Alopecia areata can have a negative impact on different aspects of a patient’s everyday life, it may influence socialization, relationships, work, or school performance – all listed negative impacts can affect emotional and mental well-being and may lead to depression and anxiety.
Psychological concerns of affected patients should not be neglected by healthcare individuals. For successful treatment of the disease, it’s vitally important to ensure appropriate support and, importantly, remove stress factors from daily life, taking into account the close relation of AA to emotional stress, influenced by psychological factors as part of its pathophysiology.
Expert Opinion
In our extensive clinical experience managing patients with alopecia areata (AA), psychological stress has frequently emerged as a key triggering factor during the initial consultation. In a significant number of cases, ongoing or chronic stressors have been observed to hinder the progress of AA treatment.

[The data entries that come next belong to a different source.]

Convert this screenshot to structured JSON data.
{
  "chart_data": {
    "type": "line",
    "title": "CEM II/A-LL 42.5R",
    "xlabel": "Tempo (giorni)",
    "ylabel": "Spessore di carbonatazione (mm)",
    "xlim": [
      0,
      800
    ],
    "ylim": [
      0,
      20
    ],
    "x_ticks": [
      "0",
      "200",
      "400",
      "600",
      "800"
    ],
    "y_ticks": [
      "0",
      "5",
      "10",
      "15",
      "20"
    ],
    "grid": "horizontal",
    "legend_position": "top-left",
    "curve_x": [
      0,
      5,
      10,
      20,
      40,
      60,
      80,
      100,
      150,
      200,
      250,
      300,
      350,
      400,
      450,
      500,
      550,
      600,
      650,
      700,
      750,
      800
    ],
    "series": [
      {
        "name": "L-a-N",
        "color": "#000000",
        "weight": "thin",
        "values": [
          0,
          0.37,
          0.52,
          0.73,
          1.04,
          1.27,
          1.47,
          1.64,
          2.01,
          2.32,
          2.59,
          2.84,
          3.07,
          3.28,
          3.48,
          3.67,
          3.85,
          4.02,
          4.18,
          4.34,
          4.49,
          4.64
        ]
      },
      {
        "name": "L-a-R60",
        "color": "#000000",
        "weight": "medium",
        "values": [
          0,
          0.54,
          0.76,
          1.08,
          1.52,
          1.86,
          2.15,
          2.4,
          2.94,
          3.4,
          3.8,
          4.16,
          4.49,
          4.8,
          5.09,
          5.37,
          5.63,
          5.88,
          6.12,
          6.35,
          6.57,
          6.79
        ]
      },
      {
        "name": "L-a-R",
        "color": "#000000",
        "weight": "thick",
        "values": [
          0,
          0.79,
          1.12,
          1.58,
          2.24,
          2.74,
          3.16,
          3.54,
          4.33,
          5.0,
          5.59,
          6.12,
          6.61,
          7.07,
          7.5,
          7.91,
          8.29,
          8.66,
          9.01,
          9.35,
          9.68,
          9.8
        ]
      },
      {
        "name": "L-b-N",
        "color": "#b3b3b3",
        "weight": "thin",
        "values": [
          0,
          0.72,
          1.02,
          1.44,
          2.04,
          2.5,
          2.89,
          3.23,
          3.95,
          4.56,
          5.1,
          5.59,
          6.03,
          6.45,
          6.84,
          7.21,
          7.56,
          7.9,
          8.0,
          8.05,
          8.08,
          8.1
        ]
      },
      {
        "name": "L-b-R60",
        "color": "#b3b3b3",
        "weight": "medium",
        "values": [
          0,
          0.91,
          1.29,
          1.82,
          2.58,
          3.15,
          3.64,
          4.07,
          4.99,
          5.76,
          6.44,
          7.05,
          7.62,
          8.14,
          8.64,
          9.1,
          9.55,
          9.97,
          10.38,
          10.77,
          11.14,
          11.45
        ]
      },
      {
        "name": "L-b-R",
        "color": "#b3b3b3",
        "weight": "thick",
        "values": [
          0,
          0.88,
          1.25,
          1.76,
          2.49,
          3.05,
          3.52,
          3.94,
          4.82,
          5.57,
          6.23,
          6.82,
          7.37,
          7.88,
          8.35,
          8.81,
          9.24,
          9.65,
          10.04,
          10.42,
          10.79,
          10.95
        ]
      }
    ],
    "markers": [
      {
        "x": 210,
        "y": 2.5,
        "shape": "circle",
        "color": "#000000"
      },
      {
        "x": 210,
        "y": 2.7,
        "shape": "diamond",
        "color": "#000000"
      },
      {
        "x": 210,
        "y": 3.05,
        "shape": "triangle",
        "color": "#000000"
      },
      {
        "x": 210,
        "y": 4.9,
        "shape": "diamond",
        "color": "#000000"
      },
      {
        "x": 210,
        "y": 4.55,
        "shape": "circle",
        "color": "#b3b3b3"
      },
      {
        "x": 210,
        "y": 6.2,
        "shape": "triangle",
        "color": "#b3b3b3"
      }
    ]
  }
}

Our observations suggest that the success and sustainability of therapeutic outcomes are often closely linked to the patient’s ability to eliminate or effectively manage psychological stressors in daily life. Emotional and psychological support from family and close social networks, in conjunction with a compassionate and holistic approach from healthcare providers, plays a critical role in achieving favorable and long-lasting results.
It is often necessary for clinicians to look beyond the immediate clinical presentation and explore underlying psychosocial dynamics in order to fully understand the complexity of the condition and tailor the most effective treatment strategy.
FAQs
Is alopecia areata contagious?
No, alopecia areata is an autoimmune condition and cannot be spread to others.
What makes a patient suspect that they may have alopecia areata?
Sudden, round, patchy hair loss – smooth, coin-sized areas of hair loss on the scalp, beard, eyebrows, or other body parts. The patches may develop overnight or within a few days.
Can hair grow back after alopecia areata?
Yes, hair can regrow on its own, but treatment helps to speed up the process.
Can hair be transplanted in case of alopecia areata?
Hair transplantation is generally not recommended as a primary treatment for alopecia areata; however, there can be specific situations where it may be considered.
Is alopecia areata permanent?
In some cases, hair loss may be permanent, but many individuals experience hair regrowth.
Can stress cause alopecia areata?
Stress can trigger or worsen the condition, but it is not the sole cause.
Are there natural remedies for alopecia areata?
Some people find relief with natural treatments like essential oils or dietary changes for hair regrowth, but results vary.